Award-winning singer-songwriter Sherry Ryan examines life and loss on her long-awaited fourth studio album, Wreckhouse
Seven years removed from her third studio album Sister of Mine, Sherry Ryan has evolved personally and professionally. Maturing as both a singer and songwriter, Ryan’s fourth studio album Wreckhouse is a deeply personal, yet addictively fun collection of 10 tracks brimming with soul and personality.
Growing up in a household filled with country and Irish music, Ryan’s style is, at best, described as eclectic. Rich soulful folk and country influences mesh with a bluegrass styling known with her band Flower Hill, to a more accessible pop rock finish.
“I definitely can’t be pinned down when it comes to a specific genre,” Ryan says in a sitdown with The Herald. “I guess I had a broad exposure to different genres when I was growing up.”
The makeup of Wreckhouse contains songs written in the past six years – some even older.

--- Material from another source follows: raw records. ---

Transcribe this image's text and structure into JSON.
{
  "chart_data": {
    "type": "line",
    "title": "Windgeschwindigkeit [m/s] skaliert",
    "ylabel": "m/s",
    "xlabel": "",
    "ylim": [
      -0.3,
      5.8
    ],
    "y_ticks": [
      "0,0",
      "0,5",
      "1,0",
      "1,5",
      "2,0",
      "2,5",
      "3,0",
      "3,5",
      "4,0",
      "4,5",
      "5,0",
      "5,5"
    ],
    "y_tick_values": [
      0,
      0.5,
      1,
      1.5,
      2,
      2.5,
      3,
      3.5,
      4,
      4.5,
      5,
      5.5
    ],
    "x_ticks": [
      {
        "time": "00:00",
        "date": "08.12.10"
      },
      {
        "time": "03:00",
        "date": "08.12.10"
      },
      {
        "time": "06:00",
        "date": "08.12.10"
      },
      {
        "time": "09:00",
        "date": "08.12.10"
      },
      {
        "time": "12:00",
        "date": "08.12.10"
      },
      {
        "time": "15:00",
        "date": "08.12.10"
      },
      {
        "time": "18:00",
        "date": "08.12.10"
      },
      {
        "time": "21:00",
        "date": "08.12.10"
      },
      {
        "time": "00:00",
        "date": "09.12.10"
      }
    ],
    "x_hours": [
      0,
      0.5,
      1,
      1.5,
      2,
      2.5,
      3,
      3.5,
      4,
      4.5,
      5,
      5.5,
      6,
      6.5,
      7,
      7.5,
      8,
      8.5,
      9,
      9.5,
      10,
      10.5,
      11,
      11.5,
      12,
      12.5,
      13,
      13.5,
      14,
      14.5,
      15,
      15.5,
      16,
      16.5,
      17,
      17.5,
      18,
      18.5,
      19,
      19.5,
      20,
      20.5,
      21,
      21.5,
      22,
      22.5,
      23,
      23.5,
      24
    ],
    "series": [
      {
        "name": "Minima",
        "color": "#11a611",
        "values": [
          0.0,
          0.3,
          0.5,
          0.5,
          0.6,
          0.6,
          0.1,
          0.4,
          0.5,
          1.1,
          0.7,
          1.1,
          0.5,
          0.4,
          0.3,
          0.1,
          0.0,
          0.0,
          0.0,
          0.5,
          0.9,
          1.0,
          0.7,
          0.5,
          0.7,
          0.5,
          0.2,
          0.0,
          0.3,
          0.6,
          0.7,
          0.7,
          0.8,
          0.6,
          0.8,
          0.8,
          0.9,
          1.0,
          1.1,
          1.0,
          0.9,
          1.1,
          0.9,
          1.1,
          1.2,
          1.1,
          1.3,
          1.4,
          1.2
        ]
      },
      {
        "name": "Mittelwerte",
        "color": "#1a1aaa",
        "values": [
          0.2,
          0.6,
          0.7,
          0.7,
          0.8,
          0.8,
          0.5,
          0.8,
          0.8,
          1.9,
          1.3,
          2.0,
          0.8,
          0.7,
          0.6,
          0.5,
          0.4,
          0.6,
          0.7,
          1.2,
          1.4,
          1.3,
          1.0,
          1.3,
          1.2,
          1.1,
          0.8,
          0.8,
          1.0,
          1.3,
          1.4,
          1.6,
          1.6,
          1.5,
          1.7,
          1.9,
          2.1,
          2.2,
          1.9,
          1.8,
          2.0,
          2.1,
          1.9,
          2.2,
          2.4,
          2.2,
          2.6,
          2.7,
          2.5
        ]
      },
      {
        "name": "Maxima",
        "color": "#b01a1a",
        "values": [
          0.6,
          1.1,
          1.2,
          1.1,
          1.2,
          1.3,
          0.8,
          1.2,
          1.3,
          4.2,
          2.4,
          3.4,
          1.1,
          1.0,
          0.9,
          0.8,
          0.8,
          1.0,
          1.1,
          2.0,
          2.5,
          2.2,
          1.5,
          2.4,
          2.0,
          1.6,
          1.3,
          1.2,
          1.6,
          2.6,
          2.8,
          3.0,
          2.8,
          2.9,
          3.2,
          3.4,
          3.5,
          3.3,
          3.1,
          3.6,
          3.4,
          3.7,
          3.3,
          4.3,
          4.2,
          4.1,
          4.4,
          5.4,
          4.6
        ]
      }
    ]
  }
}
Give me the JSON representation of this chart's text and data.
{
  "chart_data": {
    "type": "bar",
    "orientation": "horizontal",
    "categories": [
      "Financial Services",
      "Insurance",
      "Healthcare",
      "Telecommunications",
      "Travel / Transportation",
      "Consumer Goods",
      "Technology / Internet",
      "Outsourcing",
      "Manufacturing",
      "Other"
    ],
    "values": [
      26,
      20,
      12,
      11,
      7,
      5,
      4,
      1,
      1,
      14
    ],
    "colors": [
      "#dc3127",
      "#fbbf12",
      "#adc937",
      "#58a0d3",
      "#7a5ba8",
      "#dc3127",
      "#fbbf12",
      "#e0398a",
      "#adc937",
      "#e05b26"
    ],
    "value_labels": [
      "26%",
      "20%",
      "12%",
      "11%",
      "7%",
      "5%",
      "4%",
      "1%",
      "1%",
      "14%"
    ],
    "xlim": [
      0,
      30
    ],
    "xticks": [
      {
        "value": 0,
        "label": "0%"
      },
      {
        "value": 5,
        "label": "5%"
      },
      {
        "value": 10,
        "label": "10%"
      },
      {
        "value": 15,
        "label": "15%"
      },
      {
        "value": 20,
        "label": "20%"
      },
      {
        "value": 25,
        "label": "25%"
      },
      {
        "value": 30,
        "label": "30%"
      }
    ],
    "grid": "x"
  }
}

Though it was the loss of her father two years ago that permeates the album.
Ryan’s father Jim passed away at the age of 78. A long-planned trip to Labrador, which Sherry herself had the opportunity to take after his passing, was the backdrop for the emotional and touching I Made It On My Own.
“We talked about going together. A month after he passed away I ended up going to Labrador,” Ryan said. “I think I was still in shock. I don’t think it had really sunk in.”
Stop the Trains
The standout cut Stop the Trains directly comes from her father’s early years as a train operator on the west coast.
“It was a story I often heard growing up,” Ryan recalls. “When Dad became a train operator he was stationed over on the west coast. He didn’t know about the wreckhouse winds. There was a fellow over there who would call in and let them know if it was too windy for the trains to go through. He was working at a very young age, and he gets this phone call, someone yelling ‘stop the trains!’ So, that was alarming because he was responsible. He had to phone another station in Bishop’s Falls and that’s when he found out that he had to stop the trains because they were too windy.
“One day I decided to write some of that information down and I put it away. When Dad got sick I took it out and started to write this song. He was really proud of that song. We made a music video shortly before he passed away. He was keeping it together, God love him. He got all the pensioners together and went down to the railway museum, and they were apart of this video I did with my bluegrass band Flower Hill. That was a great experience.”
Naturally, Wreckhouse features a who’s who of Newfoundland’s music scene. Ryan’s band includes multi-talented artists Brad Power, Dave Rowe, Brian Cherwick, Chris Donnelly, with guest musicians including Maria Cherwick on viola, Allan Ricketts on pedal steel and Andrea Monro and Andrew Laite on vocals. The album was produced by local great Don Ellis.
‘Quality & Sound’
“I feel like the songs are getting better in terms of how they are crafted,” Ryan says. “I feel like my songwriting is getting better and maybe my vocal performance is getting stronger, I hope. I feel like the performance of having that band play together, and having the album with Don, I feel like it’s just high quality. I think it’s taking things up a notch in terms of the quality and sound.”